At a third appointment in December 2017, Sam says she was prescribed the hormones to change her body. In 2018 she had a double mastectomy, costing £7,000.

The following year, her care was transferred to the NHS after she finally reached the top of the waiting list. But after developing hormone-related complications, and turning down a suggested hysterectomy, she began to wonder if she had taken the right path.

In late 2020, she decided to come off testosterone, and in March last year she decided to detransition and began living as a woman again.

Sam said: “It was essentially social suicide. It’s seen as a betrayal of the trans community as it’s seen as proving people right when they say it’s a phase. You’re rejected and pushed out.

“My wife and family were the only ones to accept me fully for detransitioning.
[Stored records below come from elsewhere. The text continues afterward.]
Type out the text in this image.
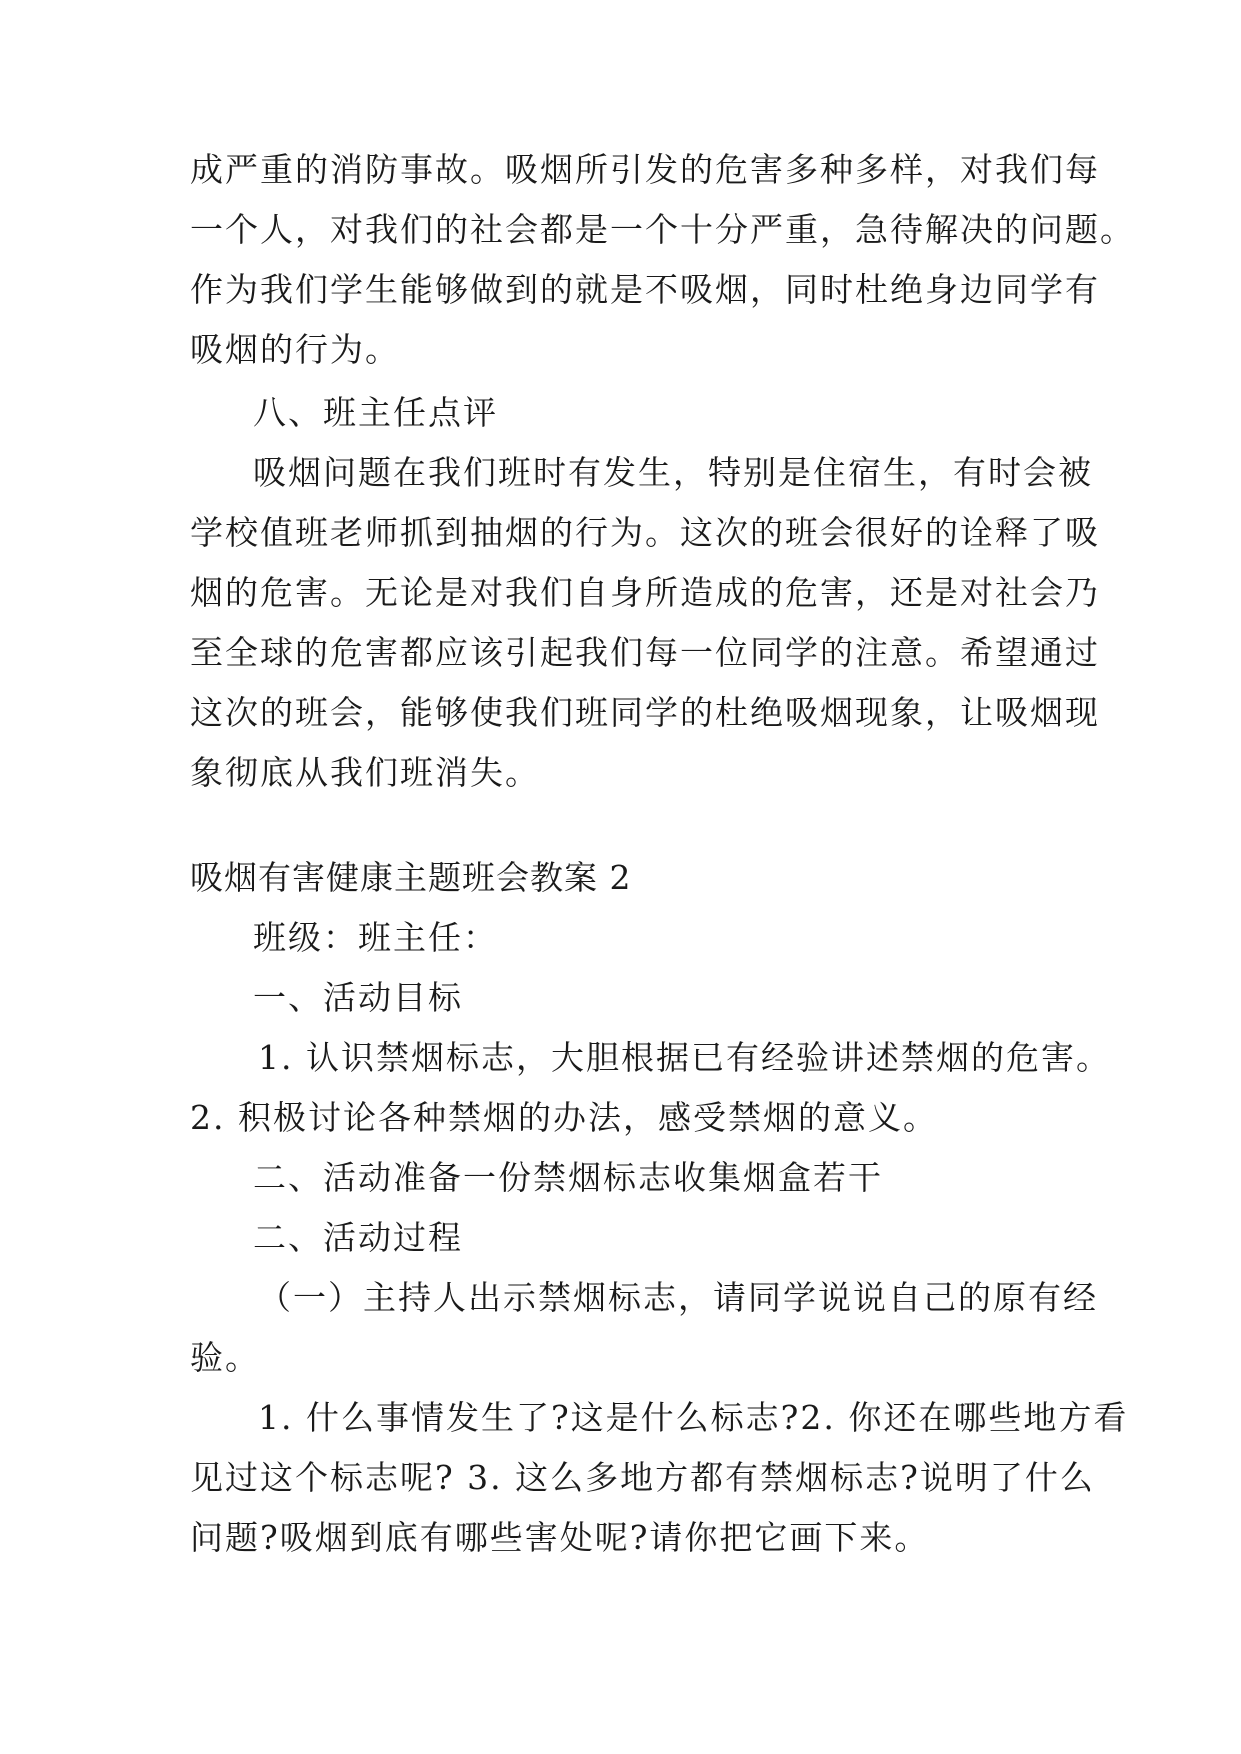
成严重的消防事故。吸烟所引发的危害多种多样，对我们每
一个人，对我们的社会都是一个十分严重，急待解决的问题。
作为我们学生能够做到的就是不吸烟，同时杜绝身边同学有
吸烟的行为。
八、班主任点评
吸烟问题在我们班时有发生，特别是住宿生，有时会被
学校值班老师抓到抽烟的行为。这次的班会很好的诠释了吸
烟的危害。无论是对我们自身所造成的危害，还是对社会乃
至全球的危害都应该引起我们每一位同学的注意。希望通过
这次的班会，能够使我们班同学的杜绝吸烟现象，让吸烟现
象彻底从我们班消失。
吸烟有害健康主题班会教案 2
班级：班主任：
一、活动目标
1. 认识禁烟标志，大胆根据已有经验讲述禁烟的危害。
2. 积极讨论各种禁烟的办法，感受禁烟的意义。
二、活动准备一份禁烟标志收集烟盒若干
二、活动过程
（一）主持人出示禁烟标志，请同学说说自己的原有经
验。
1. 什么事情发生了?这是什么标志?2. 你还在哪些地方看
见过这个标志呢? 3. 这么多地方都有禁烟标志?说明了什么
问题?吸烟到底有哪些害处呢?请你把它画下来。
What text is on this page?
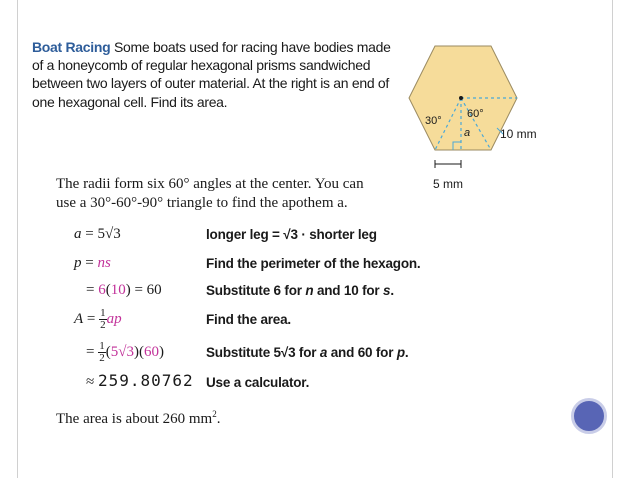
Boat Racing Some boats used for racing have bodies made of a honeycomb of regular hexagonal prisms sandwiched between two layers of outer material. At the right is an end of one hexagonal cell. Find its area.
30°
60°
a 10 mm
5 mm
The radii form six 60° angles at the center. You can
use a 30°-60°-90° triangle to find the apothem a.
a = 5√3	longer leg = √3 · shorter leg
p = ns	Find the perimeter of the hexagon.
= 6(10) = 60	Substitute 6 for n and 10 for s.
$A = \frac{1}{2}$ ap	Find the area.
= $\frac{1}{2} (5√3)(60)$	Substitute 5√3 for a and 60 for p.
≈ 259.80762 Use a calculator.
The area is about 260 $mm^2$.
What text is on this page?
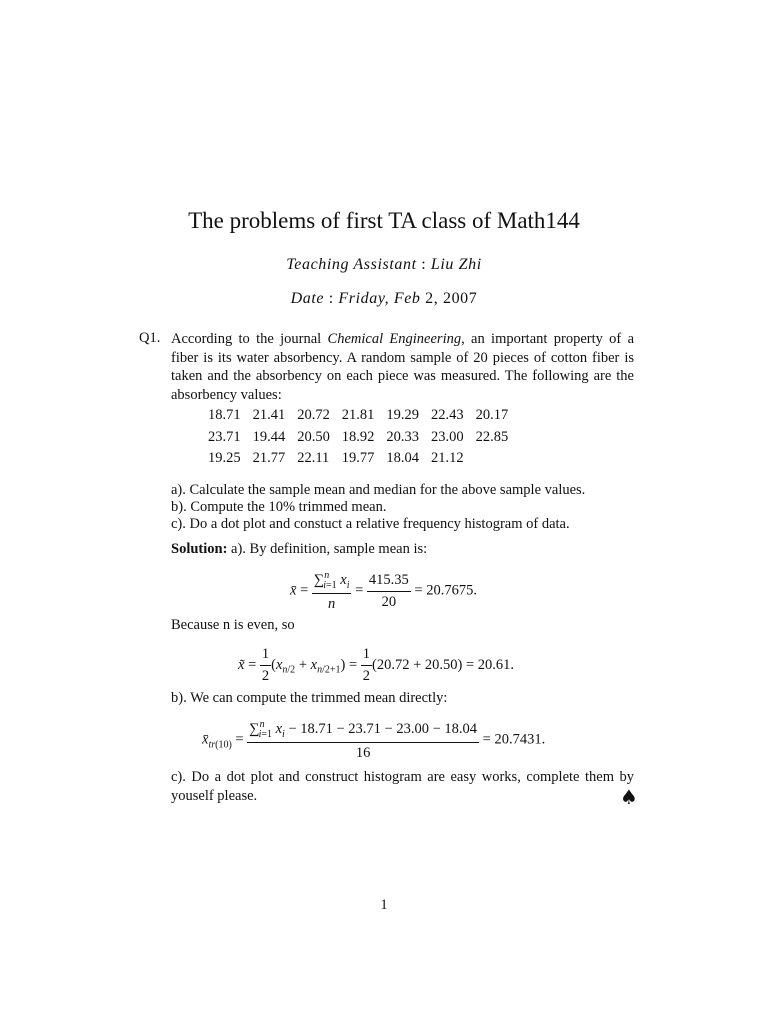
The problems of first TA class of Math144
Teaching Assistant : Liu Zhi
Date : Friday, Feb 2, 2007
Q1. According to the journal Chemical Engineering, an important property of a fiber is its water absorbency. A random sample of 20 pieces of cotton fiber is taken and the absorbency on each piece was measured. The following are the absorbency values:
18.71 21.41 20.72 21.81 19.29 22.43 20.17
23.71 19.44 20.50 18.92 20.33 23.00 22.85
19.25 21.77 22.11 19.77 18.04 21.12
a). Calculate the sample mean and median for the above sample values.
b). Compute the 10% trimmed mean.
c). Do a dot plot and constuct a relative frequency histogram of data.
Solution: a). By definition, sample mean is:
x̄ = $\frac{\sum^n_{i=1} x_i}{n} = \frac{415.35}{20} = 20.7675$.
Because n is even, so
x̃ = $\frac{1}{2} (x_{n/2} + x_{n/2+1}) = \frac{1}{2} (20.72 + 20.50) = 20.61$.
b). We can compute the trimmed mean directly:
$x̄_{tr(10)} = \frac{\sum^n_{i=1} x_i - 18.71 - 23.71 - 23.00 - 18.04}{16} = 20.7431$.
c). Do a dot plot and construct histogram are easy works, complete them by youself please.	♠
1
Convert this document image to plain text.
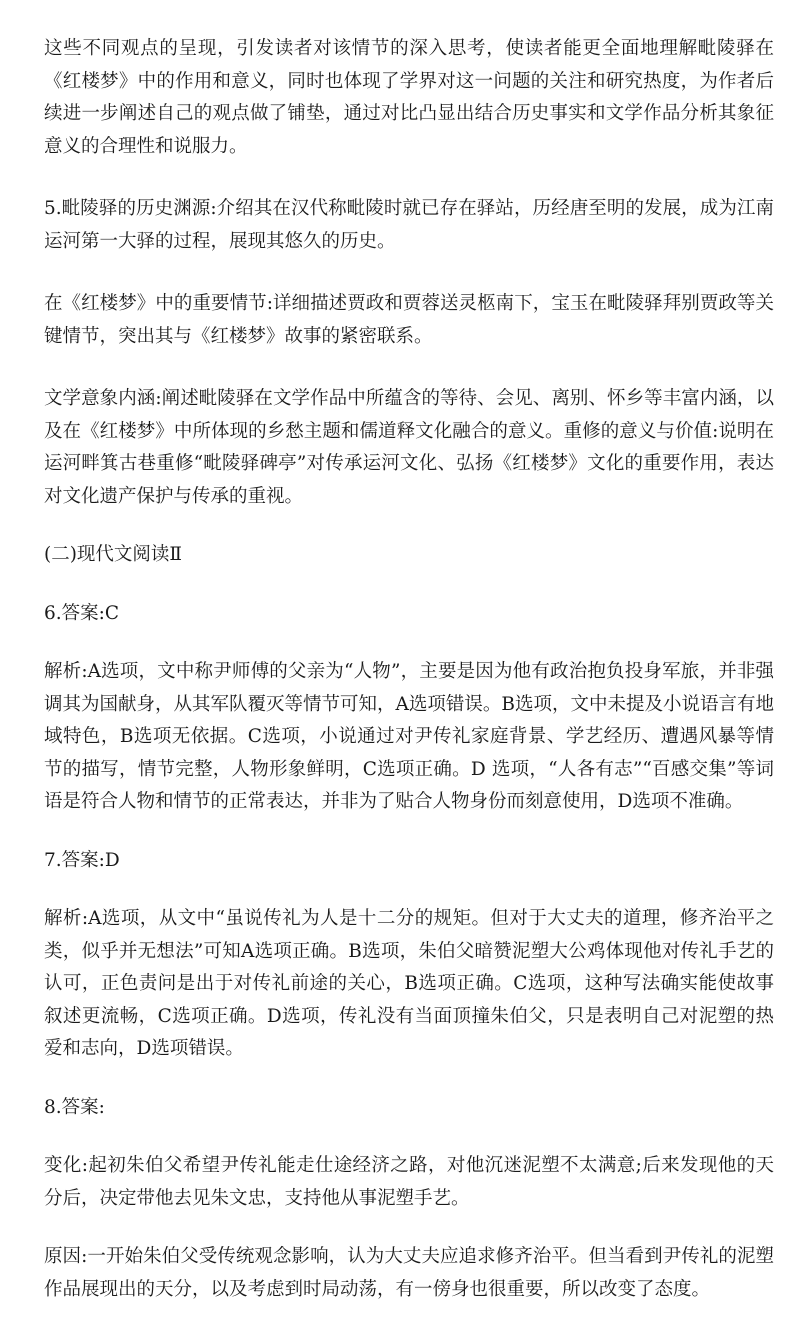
这些不同观点的呈现，引发读者对该情节的深入思考，使读者能更全面地理解毗陵驿在《红楼梦》中的作用和意义，同时也体现了学界对这一问题的关注和研究热度，为作者后续进一步阐述自己的观点做了铺垫，通过对比凸显出结合历史事实和文学作品分析其象征意义的合理性和说服力。

5.毗陵驿的历史渊源:介绍其在汉代称毗陵时就已存在驿站，历经唐至明的发展，成为江南运河第一大驿的过程，展现其悠久的历史。

在《红楼梦》中的重要情节:详细描述贾政和贾蓉送灵柩南下，宝玉在毗陵驿拜别贾政等关键情节，突出其与《红楼梦》故事的紧密联系。

文学意象内涵:阐述毗陵驿在文学作品中所蕴含的等待、会见、离别、怀乡等丰富内涵，以及在《红楼梦》中所体现的乡愁主题和儒道释文化融合的意义。重修的意义与价值:说明在运河畔箕古巷重修“毗陵驿碑亭”对传承运河文化、弘扬《红楼梦》文化的重要作用，表达对文化遗产保护与传承的重视。

(二)现代文阅读Ⅱ

6.答案:C

解析:A选项，文中称尹师傅的父亲为“人物”，主要是因为他有政治抱负投身军旅，并非强调其为国献身，从其军队覆灭等情节可知，A选项错误。B选项，文中未提及小说语言有地域特色，B选项无依据。C选项，小说通过对尹传礼家庭背景、学艺经历、遭遇风暴等情节的描写，情节完整，人物形象鲜明，C选项正确。D 选项，“人各有志”“百感交集”等词语是符合人物和情节的正常表达，并非为了贴合人物身份而刻意使用，D选项不准确。

7.答案:D

解析:A选项，从文中“虽说传礼为人是十二分的规矩。但对于大丈夫的道理，修齐治平之类，似乎并无想法”可知A选项正确。B选项，朱伯父暗赞泥塑大公鸡体现他对传礼手艺的认可，正色责问是出于对传礼前途的关心，B选项正确。C选项，这种写法确实能使故事叙述更流畅，C选项正确。D选项，传礼没有当面顶撞朱伯父，只是表明自己对泥塑的热爱和志向，D选项错误。

8.答案:

变化:起初朱伯父希望尹传礼能走仕途经济之路，对他沉迷泥塑不太满意;后来发现他的天分后，决定带他去见朱文忠，支持他从事泥塑手艺。

原因:一开始朱伯父受传统观念影响，认为大丈夫应追求修齐治平。但当看到尹传礼的泥塑作品展现出的天分，以及考虑到时局动荡，有一傍身也很重要，所以改变了态度。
They said, ‘We’re proud of you for doing what’s right for you’.

“But all my friends bar one started to distance themselves. It was as if by supporting a detransitioner, they’d be seen as anti-trans, even though I’m not anti-trans and support a lot of trans rights.”

The London Transgender Clinic said: “At the time of commencing gender-affirming hormone therapy, our patients fulfil the criteria for the diagnosis of gender dysphoria, according to the World Professional Association for Transgender Health.

“However, gender identity may change over time – so we advise patients to organise a follow-up with their gender specialist within six to 12 months.”